Newsflash POSITIV Dezember/2021

EDITORIAL

Zum Welt-Aids-Tag 2021

Wir melden uns mit einer kleineren Ausgabe zum Welt-Aids-Tag. Ein weiteres Mal geht dieser in einer Corona-Newslawine unter.

Endlich ist die unsägliche Debatte ums Covid-Gesetz vorerst beendet. Noch selten haben wir eine Abstimmungskampagne gesehen, wo es gar nicht um den Inhalt des betreffenden Gesetzes ging – wer will eigentlich keine Wirtschaftshilfen, Überbrückungskredite oder Schutzmassnahmen? Und wir haben eine Regierungspartei, welche seit Anbeginn alles tut, um die Covid-Seuche für ihre Zwecke zu nutzen. Man ruft «Spaltung der Gesellschaft!» und ist selber auf dem Gaspedal der Spalterei. Zweck der Übung: Man will die Unzufriedenen und die Treichler bewirtschaften und im eigenen Wählerstamm behalten. Sogar für einige Kantonalparteien hat die SVP damit den Bogen überzogen.

Dabei hatten es sogar die Abstimmungsemotionen in der Endphase schwer – eine neue Mutation des Coronavirus, genannt Omikron, sorgt seit ein paar Tagen für Aufregung. In Menschen mit geschwächtem Immunsystem kann das Coronavirus SARS-CoV-2 besonders oft mutieren. In Südafrika, wo die Mutation entdeckt wurde, leben sehr viele Menschen mit HIV, die nicht optimal behandelt sind. Deshalb vermuten jetzt einige Experten, dass diese spezielle Variante mit sehr vielen Mutationen in Menschen mit HIV entstanden sein könnte. Wie gefährlich sie wirklich ist, und ob all die hektischen neuen Massnahmen gerechtfertigt sind, bleibt abzuwarten.

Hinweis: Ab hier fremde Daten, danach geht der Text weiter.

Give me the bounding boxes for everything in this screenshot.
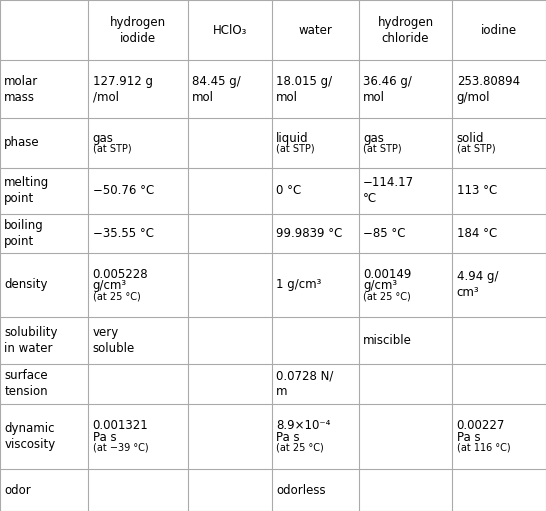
Text: 113 °C: 113 °C <box>457 184 497 197</box>
Text: −35.55 °C: −35.55 °C <box>93 227 154 240</box>
Text: 0 °C: 0 °C <box>276 184 301 197</box>
Text: iodine: iodine <box>481 24 517 37</box>
Text: (at STP): (at STP) <box>363 144 402 153</box>
Text: 253.80894
g/mol: 253.80894 g/mol <box>457 75 520 104</box>
Text: hydrogen
iodide: hydrogen iodide <box>110 16 166 44</box>
Text: g/cm³: g/cm³ <box>93 280 127 292</box>
Text: very
soluble: very soluble <box>93 326 135 355</box>
Text: Pa s: Pa s <box>93 431 116 444</box>
Text: Pa s: Pa s <box>457 431 480 444</box>
Text: melting
point: melting point <box>4 176 50 205</box>
Text: (at 25 °C): (at 25 °C) <box>276 443 324 453</box>
Text: −85 °C: −85 °C <box>363 227 406 240</box>
Text: phase: phase <box>4 136 40 149</box>
Text: surface
tension: surface tension <box>4 369 48 399</box>
Text: 84.45 g/
mol: 84.45 g/ mol <box>192 75 241 104</box>
Text: solid: solid <box>457 132 484 145</box>
Text: (at 116 °C): (at 116 °C) <box>457 443 511 453</box>
Text: 4.94 g/
cm³: 4.94 g/ cm³ <box>457 270 498 299</box>
Text: water: water <box>298 24 332 37</box>
Text: (at STP): (at STP) <box>93 144 132 153</box>
Text: liquid: liquid <box>276 132 308 145</box>
Text: 0.00149: 0.00149 <box>363 268 412 281</box>
Text: 0.0728 N/
m: 0.0728 N/ m <box>276 369 334 399</box>
Text: gas: gas <box>363 132 384 145</box>
Text: −114.17
°C: −114.17 °C <box>363 176 414 205</box>
Text: 8.9×10⁻⁴: 8.9×10⁻⁴ <box>276 420 330 432</box>
Text: boiling
point: boiling point <box>4 219 44 248</box>
Text: HClO₃: HClO₃ <box>212 24 247 37</box>
Text: solubility
in water: solubility in water <box>4 326 58 355</box>
Text: 18.015 g/
mol: 18.015 g/ mol <box>276 75 332 104</box>
Text: 184 °C: 184 °C <box>457 227 497 240</box>
Text: (at 25 °C): (at 25 °C) <box>363 291 411 301</box>
Text: 127.912 g
/mol: 127.912 g /mol <box>93 75 153 104</box>
Text: 36.46 g/
mol: 36.46 g/ mol <box>363 75 412 104</box>
Text: Pa s: Pa s <box>276 431 300 444</box>
Text: dynamic
viscosity: dynamic viscosity <box>4 422 56 451</box>
Text: odor: odor <box>4 483 31 497</box>
Text: 1 g/cm³: 1 g/cm³ <box>276 278 322 291</box>
Text: (at −39 °C): (at −39 °C) <box>93 443 149 453</box>
Text: miscible: miscible <box>363 334 412 347</box>
Text: gas: gas <box>93 132 114 145</box>
Text: −50.76 °C: −50.76 °C <box>93 184 154 197</box>
Text: 99.9839 °C: 99.9839 °C <box>276 227 342 240</box>
Text: (at 25 °C): (at 25 °C) <box>93 291 140 301</box>
Text: odorless: odorless <box>276 483 325 497</box>
Text: (at STP): (at STP) <box>276 144 314 153</box>
Text: g/cm³: g/cm³ <box>363 280 397 292</box>
Text: 0.001321: 0.001321 <box>93 420 149 432</box>
Text: (at STP): (at STP) <box>457 144 495 153</box>
Text: 0.005228: 0.005228 <box>93 268 149 281</box>
Text: hydrogen
chloride: hydrogen chloride <box>377 16 434 44</box>
Text: molar
mass: molar mass <box>4 75 39 104</box>
Text: density: density <box>4 278 48 291</box>
Text: 0.00227: 0.00227 <box>457 420 505 432</box>
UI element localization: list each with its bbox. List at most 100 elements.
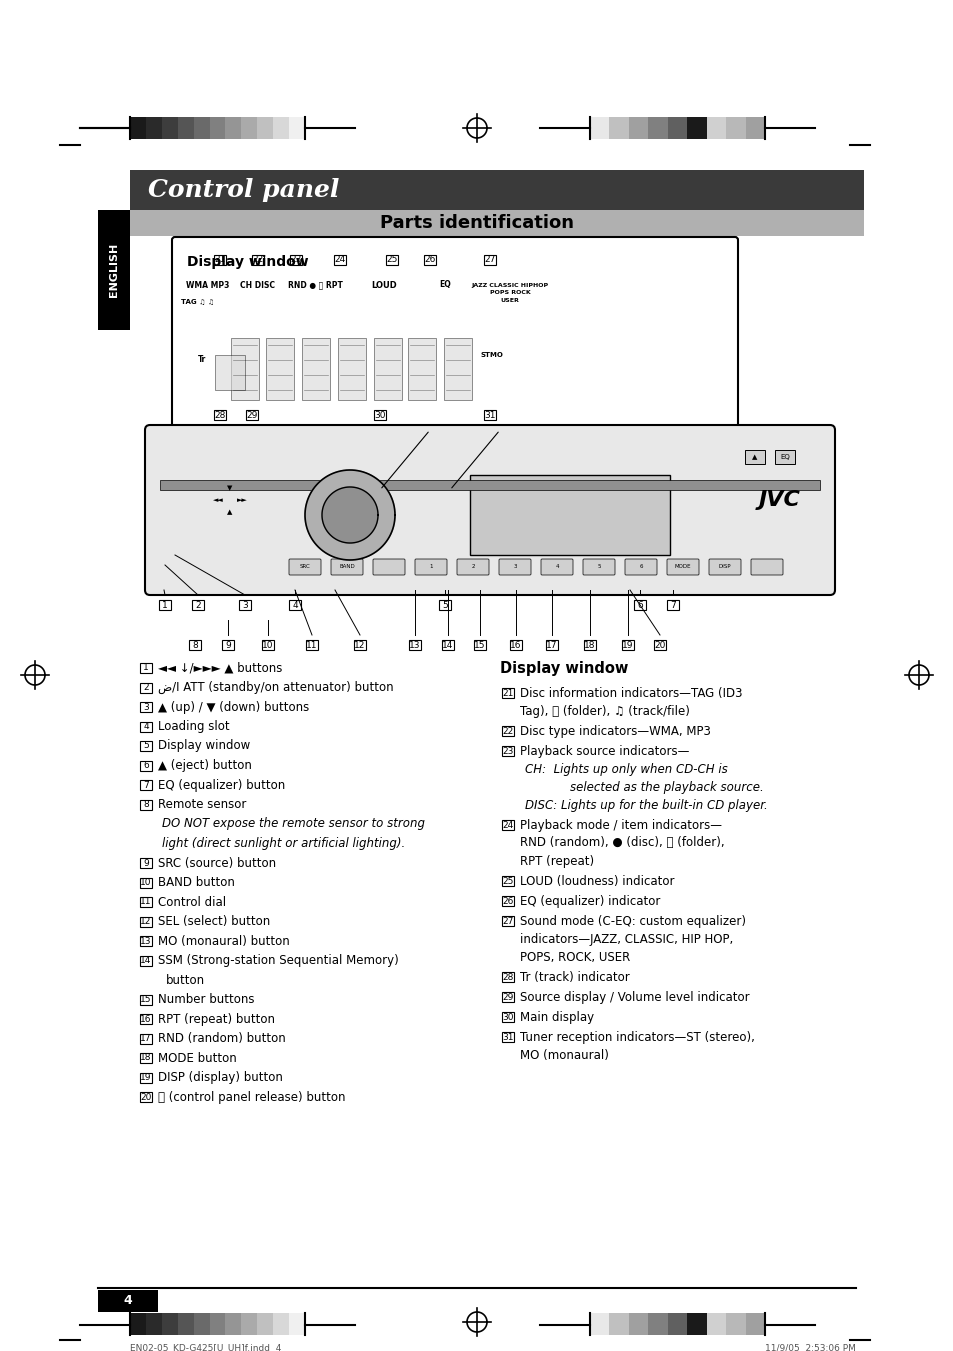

Für Menschen mit HIV in der Schweiz ist es jetzt wichtig, dass sie bald eine Booster-Spritze bekommen und nebenbei auch die Grippe impfen. Auch wenn es gerade nicht so gut aussieht: Einen so schlimmen Winter wie den letzten sollten wir nicht mehr erleben. Und wer Menschen in seinem Umfeld hat, die sich schwertun mit dem Impfen: Nehmen wir uns Zeit für sie, hören wir die Ängste an – die wenigsten sind nämlich richtige Impfgegner. Die meisten sind einfach überfordert. Die monatelange, tägliche Newslawine mit Experten im Adrenalinüberschuss und offensichtlich überforderte Politiker: Irgendwann stellt es bei vielen einfach ab. Genug ist genug. Wenn wir uns jetzt von einer fünften Welle nochmals überraschen lassen, dann ist es ein deutliches Zeichen des Versagens auf vielen Ebenen.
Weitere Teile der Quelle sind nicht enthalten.